We don’t socialize much outside work. Tom has a Chinese girlfriend and a pretty wide circle of friends and acquaintances while I’m more of a homebody and would rather stay in my apartment, order some food and read or watch TV with my dogs. Tom has invited me out a few times, and I’ve made the trip down to Chaoyang Park from Lido once or twice. I find bars and restaurants here too loud and crowded. Too peoply. We do send messages and funny memes and stickers back and forth most evenings on the Chinese phone messaging app everyone uses here. I prefer this type of interaction because I can participate on my couch in my pajamas.
At one point, there was talk that Tom might transfer to our main office in Shanghai. I was happy for him because he seems to prefer that city, but work would obviously have been less entertaining. We travel down there every few months for work anyway, so we could still catch up and have a few beers. I’m not sure why those Shanghai plans fell through. Maybe the company can sense how well we work together.
I really do like working with Tom.

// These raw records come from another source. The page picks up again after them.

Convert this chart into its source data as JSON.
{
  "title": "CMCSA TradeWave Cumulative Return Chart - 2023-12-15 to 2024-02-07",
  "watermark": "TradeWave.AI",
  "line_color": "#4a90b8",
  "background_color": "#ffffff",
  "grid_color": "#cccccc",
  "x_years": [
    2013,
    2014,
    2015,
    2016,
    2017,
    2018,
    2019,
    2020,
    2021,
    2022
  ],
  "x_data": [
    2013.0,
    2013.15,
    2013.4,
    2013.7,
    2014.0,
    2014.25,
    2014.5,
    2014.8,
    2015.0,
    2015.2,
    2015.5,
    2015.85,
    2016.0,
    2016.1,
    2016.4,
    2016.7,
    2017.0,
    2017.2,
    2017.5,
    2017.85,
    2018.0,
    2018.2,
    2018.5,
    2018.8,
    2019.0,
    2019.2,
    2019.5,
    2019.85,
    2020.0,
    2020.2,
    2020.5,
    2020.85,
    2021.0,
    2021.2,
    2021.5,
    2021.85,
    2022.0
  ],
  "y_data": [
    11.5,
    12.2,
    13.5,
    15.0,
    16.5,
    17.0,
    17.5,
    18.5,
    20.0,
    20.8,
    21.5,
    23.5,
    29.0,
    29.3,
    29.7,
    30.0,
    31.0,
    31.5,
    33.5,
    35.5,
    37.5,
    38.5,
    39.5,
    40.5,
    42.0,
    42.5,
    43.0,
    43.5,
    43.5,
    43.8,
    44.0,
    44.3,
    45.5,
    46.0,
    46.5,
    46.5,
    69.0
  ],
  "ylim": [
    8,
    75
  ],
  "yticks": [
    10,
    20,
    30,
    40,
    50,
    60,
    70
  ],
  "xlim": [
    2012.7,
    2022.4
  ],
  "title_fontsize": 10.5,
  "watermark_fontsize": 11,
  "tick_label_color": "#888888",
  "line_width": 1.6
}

Sometimes, coworkers will joke that Tom and I are husband and wife or even ask directly if we’re dating, but our relationship isn’t like that. Tom has Mei, and I’m fairly asexual but generally prefer other women to men. I just like having a work friend who enjoys discussing Australian new wave pop-rock legends and other superficial trivia at length, especially so far from my home country.
Yesterday, INXS Frontman Michael Hutchence came into our little developer room exasperated and clutching his MacBook Pro, which had apparently gone buggy after a recent update. I thought about telling him to go to the Apple Store because this isn’t really what we do, but the guy looked pathetic so we helped. As we restored his settings using the device’s Time Machine, Tom and I began to randomly insert INXS song titles into the conversation without any prior discussion. We both lost it within a few minutes, though, when I remarked, “Boy, this thing sure has a ‘Devil Inside’. This is a ‘New Sensation’ for me.” Whether or not INXS Frontman Michael Hutchence had any indication what we were up to is unclear.